Where employees do have a choice, only 19% choose the newfangled plans, the Kaiser study estimates. In the Federal Employees Health Benefits Program, which has offered the plans for several years, only about 50,000 of its eight million members were enrolled in them in 2006, according to industry estimates. At lightbulb-maker Osram Sylvania, just 5% of employees enrolled in the plans in 2006, their first year.
In addition, those who are in consumer-directed health plans often report lower satisfaction and confusion about how the plans are supposed to work.

Though the consulting firm says consumer-directed plans have much potential, its executives were surprised consumer responses were so negative.

“If I were a product manager in any other industry and saw scores this low in customer satisfaction and understanding, I’d be thinking of pulling that product from the shelves or retooling it,” says David Guilmette, managing director of Towers Perrin’s health-care consulting practice.

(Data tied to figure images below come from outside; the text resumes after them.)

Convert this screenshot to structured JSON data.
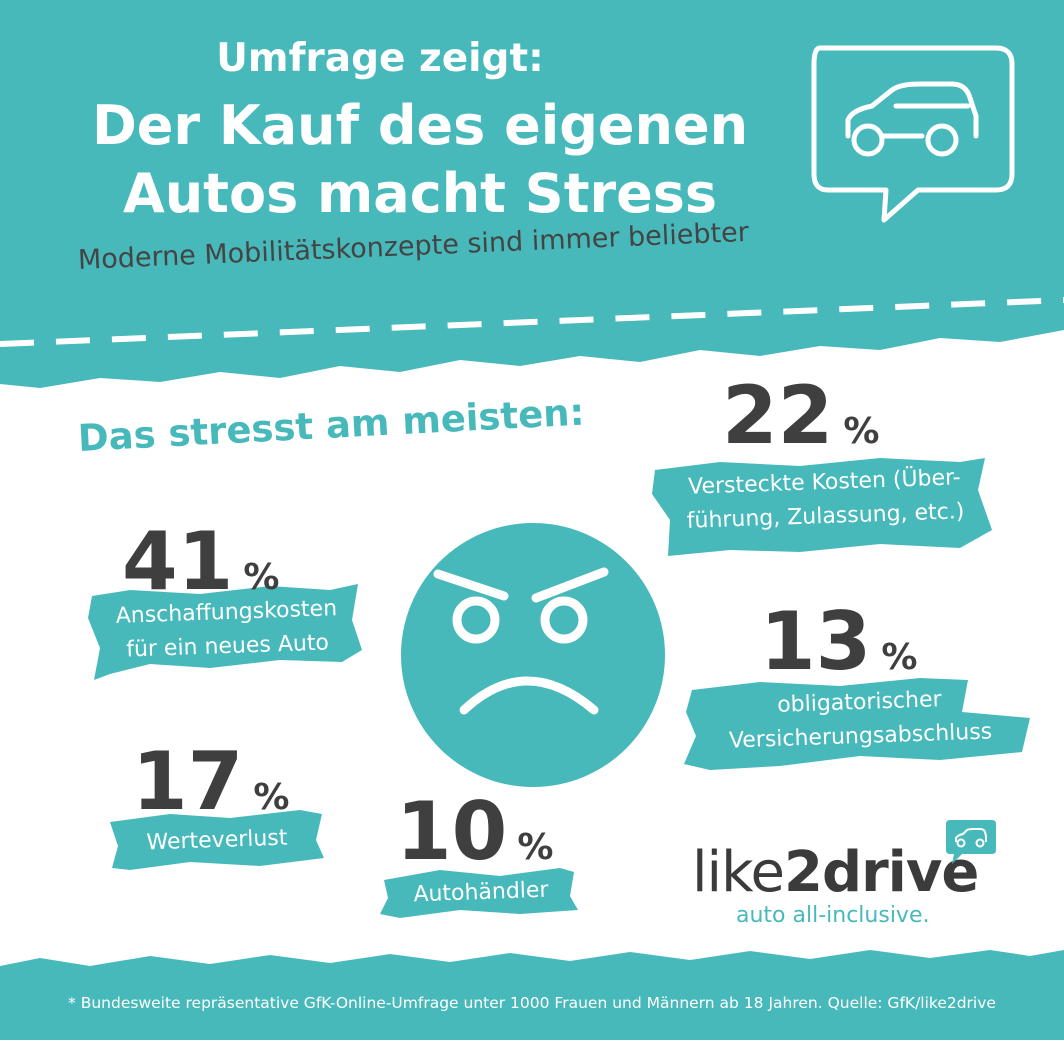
{
  "header": {
    "kicker": "Umfrage zeigt:",
    "title_line1": "Der Kauf des eigenen",
    "title_line2": "Autos macht Stress",
    "subtitle": "Moderne Mobilitätskonzepte sind immer beliebter"
  },
  "section_title": "Das stresst am meisten:",
  "stats": [
    {
      "value": "41",
      "unit": "%",
      "label_line1": "Anschaffungskosten",
      "label_line2": "für ein neues Auto"
    },
    {
      "value": "22",
      "unit": "%",
      "label_line1": "Versteckte Kosten (Über-",
      "label_line2": "führung, Zulassung, etc.)"
    },
    {
      "value": "13",
      "unit": "%",
      "label_line1": "obligatorischer",
      "label_line2": "Versicherungsabschluss"
    },
    {
      "value": "17",
      "unit": "%",
      "label_line1": "Werteverlust"
    },
    {
      "value": "10",
      "unit": "%",
      "label_line1": "Autohändler"
    }
  ],
  "logo": {
    "brand_light": "like",
    "brand_bold": "2drive",
    "tagline": "auto all-inclusive."
  },
  "footer": {
    "note": "* Bundesweite repräsentative GfK-Online-Umfrage unter 1000 Frauen und Männern ab 18 Jahren. Quelle: GfK/like2drive"
  },
  "icons": {
    "header_icon": "car-speech-bubble-icon",
    "center_icon": "angry-face-icon",
    "logo_icon": "car-speech-bubble-icon"
  },
  "colors": {
    "teal": "#47b9bb",
    "dark_text": "#3f3f3f",
    "white": "#ffffff"
  }
}
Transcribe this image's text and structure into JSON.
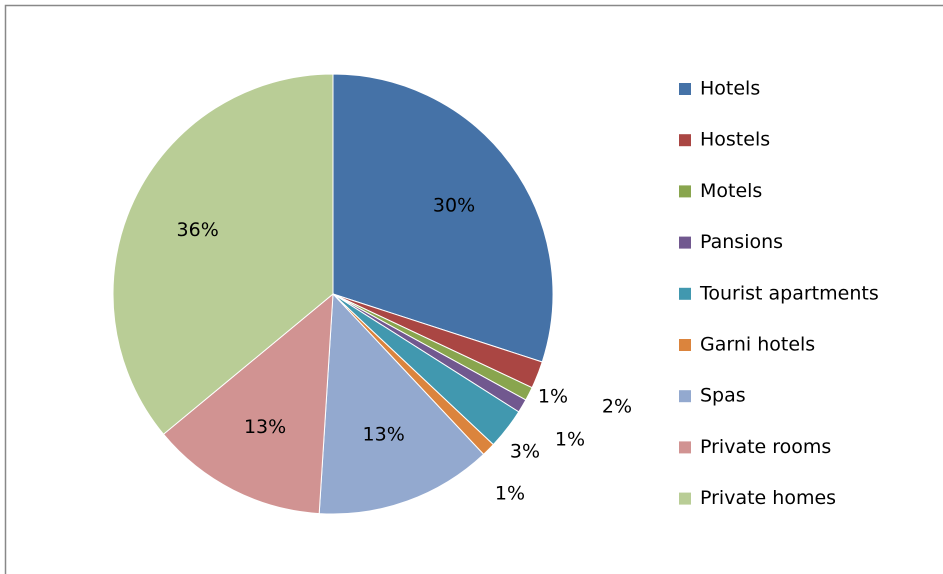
{
  "chart_data": {
    "type": "pie",
    "categories": [
      "Hotels",
      "Hostels",
      "Motels",
      "Pansions",
      "Tourist apartments",
      "Garni hotels",
      "Spas",
      "Private rooms",
      "Private homes"
    ],
    "values": [
      30,
      2,
      1,
      1,
      3,
      1,
      13,
      13,
      36
    ],
    "value_labels": [
      "30%",
      "2%",
      "1%",
      "1%",
      "3%",
      "1%",
      "13%",
      "13%",
      "36%"
    ],
    "colors": [
      "#4572a7",
      "#aa4643",
      "#89a54e",
      "#71588f",
      "#4198af",
      "#db843d",
      "#93a9cf",
      "#d19392",
      "#b9cd96"
    ],
    "legend": "right"
  }
}
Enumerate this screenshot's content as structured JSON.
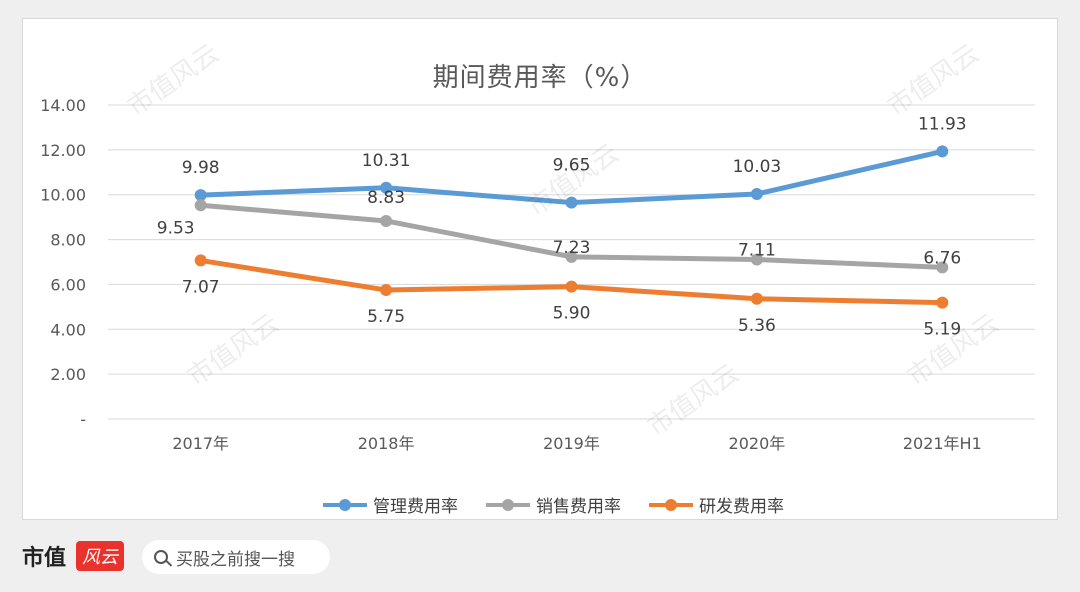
{
  "chart_data": {
    "type": "line",
    "title": "期间费用率（%）",
    "categories": [
      "2017年",
      "2018年",
      "2019年",
      "2020年",
      "2021年H1"
    ],
    "ylim": [
      0,
      14
    ],
    "yticks": [
      "-",
      "2.00",
      "4.00",
      "6.00",
      "8.00",
      "10.00",
      "12.00",
      "14.00"
    ],
    "grid": true,
    "legend_position": "bottom",
    "series": [
      {
        "name": "管理费用率",
        "color": "#5b9bd5",
        "values": [
          9.98,
          10.31,
          9.65,
          10.03,
          11.93
        ],
        "labels": [
          "9.98",
          "10.31",
          "9.65",
          "10.03",
          "11.93"
        ]
      },
      {
        "name": "销售费用率",
        "color": "#a5a5a5",
        "values": [
          9.53,
          8.83,
          7.23,
          7.11,
          6.76
        ],
        "labels": [
          "9.53",
          "8.83",
          "7.23",
          "7.11",
          "6.76"
        ]
      },
      {
        "name": "研发费用率",
        "color": "#ed7d31",
        "values": [
          7.07,
          5.75,
          5.9,
          5.36,
          5.19
        ],
        "labels": [
          "7.07",
          "5.75",
          "5.90",
          "5.36",
          "5.19"
        ]
      }
    ]
  },
  "brand": {
    "name": "市值",
    "logo_text": "风云"
  },
  "search": {
    "placeholder": "买股之前搜一搜"
  },
  "watermark_text": "市值风云"
}
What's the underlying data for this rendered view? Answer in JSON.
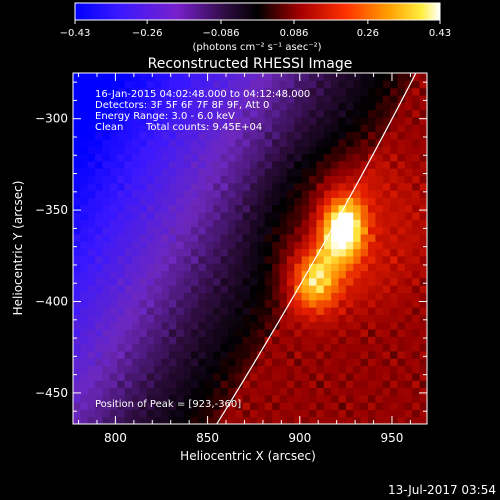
{
  "chart_data": {
    "type": "heatmap",
    "title": "Reconstructed RHESSI Image",
    "xlabel": "Heliocentric X (arcsec)",
    "ylabel": "Heliocentric Y (arcsec)",
    "xlim": [
      777,
      969
    ],
    "ylim": [
      -467,
      -275
    ],
    "x_ticks": [
      800,
      850,
      900,
      950
    ],
    "y_ticks": [
      -300,
      -350,
      -400,
      -450
    ],
    "x_tick_labels": [
      "800",
      "850",
      "900",
      "950"
    ],
    "y_tick_labels": [
      "−300",
      "−350",
      "−400",
      "−450"
    ],
    "colorbar": {
      "min": -0.43,
      "max": 0.43,
      "ticks": [
        -0.43,
        -0.26,
        -0.086,
        0.086,
        0.26,
        0.43
      ],
      "tick_labels": [
        "−0.43",
        "−0.26",
        "−0.086",
        "0.086",
        "0.26",
        "0.43"
      ],
      "units_label": "(photons cm⁻² s⁻¹ asec⁻²)",
      "colormap": "blue-purple-black-red-yellow-white"
    },
    "annotations": {
      "time_range": "16-Jan-2015 04:02:48.000 to 04:12:48.000",
      "detectors": "Detectors: 3F 5F 6F 7F 8F 9F, Att 0",
      "energy_range": "Energy Range: 3.0 - 6.0 keV",
      "method": "Clean",
      "total_counts": "Total counts: 9.45E+04",
      "peak_position": "Position of Peak = [923,-360]"
    },
    "peak": {
      "x": 923,
      "y": -360
    },
    "limb_color": "#ffffff"
  },
  "footer": {
    "date": "13-Jul-2017 03:54"
  },
  "colors": {
    "background": "#000000",
    "text": "#ffffff"
  }
}
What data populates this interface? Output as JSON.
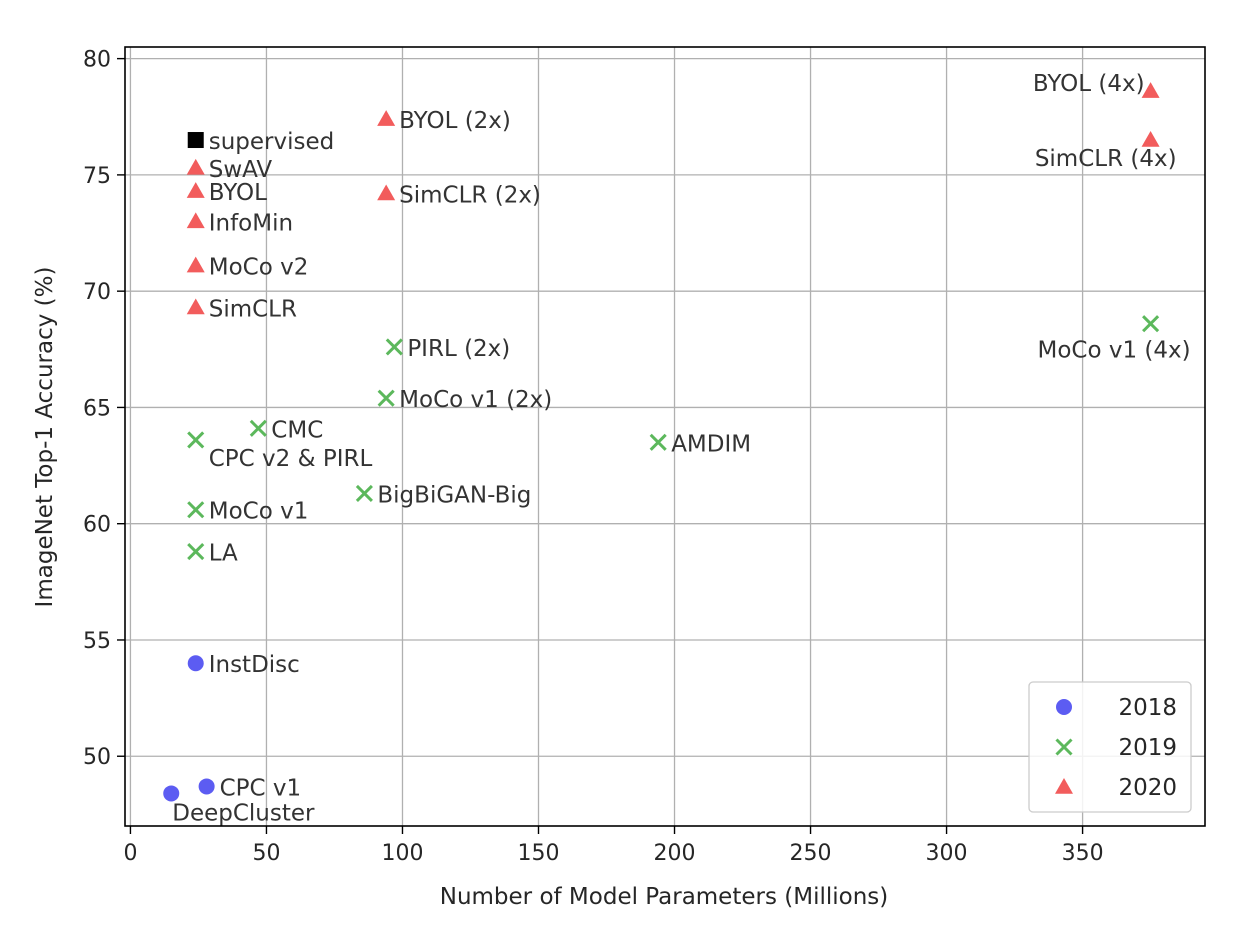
{
  "chart_data": {
    "type": "scatter",
    "title": "",
    "xlabel": "Number of Model Parameters (Millions)",
    "ylabel": "ImageNet Top-1 Accuracy (%)",
    "xlim": [
      -2,
      395
    ],
    "ylim": [
      47,
      80.5
    ],
    "xticks": [
      0,
      50,
      100,
      150,
      200,
      250,
      300,
      350
    ],
    "yticks": [
      50,
      55,
      60,
      65,
      70,
      75,
      80
    ],
    "grid": true,
    "legend_position": "bottom-right",
    "series": [
      {
        "name": "2018",
        "marker": "circle",
        "color": "#4040f0",
        "points": [
          {
            "x": 24,
            "y": 54.0,
            "label": "InstDisc"
          },
          {
            "x": 28,
            "y": 48.7,
            "label": "CPC v1"
          },
          {
            "x": 15,
            "y": 48.4,
            "label": "DeepCluster"
          }
        ]
      },
      {
        "name": "2019",
        "marker": "x",
        "color": "#5cb85c",
        "points": [
          {
            "x": 24,
            "y": 63.6,
            "label": "CPC v2 & PIRL"
          },
          {
            "x": 24,
            "y": 60.6,
            "label": "MoCo v1"
          },
          {
            "x": 24,
            "y": 58.8,
            "label": "LA"
          },
          {
            "x": 47,
            "y": 64.1,
            "label": "CMC"
          },
          {
            "x": 86,
            "y": 61.3,
            "label": "BigBiGAN-Big"
          },
          {
            "x": 94,
            "y": 65.4,
            "label": "MoCo v1 (2x)"
          },
          {
            "x": 97,
            "y": 67.6,
            "label": "PIRL (2x)"
          },
          {
            "x": 194,
            "y": 63.5,
            "label": "AMDIM"
          },
          {
            "x": 375,
            "y": 68.6,
            "label": "MoCo v1 (4x)"
          }
        ]
      },
      {
        "name": "2020",
        "marker": "triangle",
        "color": "#f04040",
        "points": [
          {
            "x": 24,
            "y": 75.3,
            "label": "SwAV"
          },
          {
            "x": 24,
            "y": 74.3,
            "label": "BYOL"
          },
          {
            "x": 24,
            "y": 73.0,
            "label": "InfoMin"
          },
          {
            "x": 24,
            "y": 71.1,
            "label": "MoCo v2"
          },
          {
            "x": 24,
            "y": 69.3,
            "label": "SimCLR"
          },
          {
            "x": 94,
            "y": 77.4,
            "label": "BYOL (2x)"
          },
          {
            "x": 94,
            "y": 74.2,
            "label": "SimCLR (2x)"
          },
          {
            "x": 375,
            "y": 78.6,
            "label": "BYOL (4x)"
          },
          {
            "x": 375,
            "y": 76.5,
            "label": "SimCLR (4x)"
          }
        ]
      }
    ],
    "reference_point": {
      "x": 24,
      "y": 76.5,
      "label": "supervised",
      "marker": "square",
      "color": "#000000"
    }
  }
}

One reason for the frustration is the uphill battle many consumers describe in trying to shop for their health care. Six years ago, Howard Katz, an industrial-design research consultant in rural eastern Pennsylvania, bought a family health plan with a savings account and a deductible that is now $5,650. But getting specific price information on which to base purchase decisions for MRIs, doctor visits and blood work has been difficult, he says.

And the money in the health savings account gets spent; only once has enough remained to roll over to the next year.

Now, he says, he has rejoined a company as an employee after working on his own, and one of the perks is regaining traditional health coverage. “Now I don’t have to act like a medical examiner anymore,” he says.

A growing number of industry experts believe that for consumer-directed plans to succeed, they have to offer coverage that is at least as rich as traditional plans. That means providing upfront coverage of most preventive services and treatments and a generous contribution to employees’ accounts.

“If you’re just trying to cost shift, and you only get 10% of your employees in, they are the youngest and healthiest, and you haven’t accomplished anything in terms of health-care costs,” says Bill Sharon, a senior vice president at Aon Consulting, the human-resources consulting arm of insurance broker Aon Corp.

“We’d heard concerns from employees that they weren’t going to get the right care,” says Julie Thibodeau, co-director of human resources at Osram Sylvania. This year enrollment between the two consumer-directed plans rose to 15%.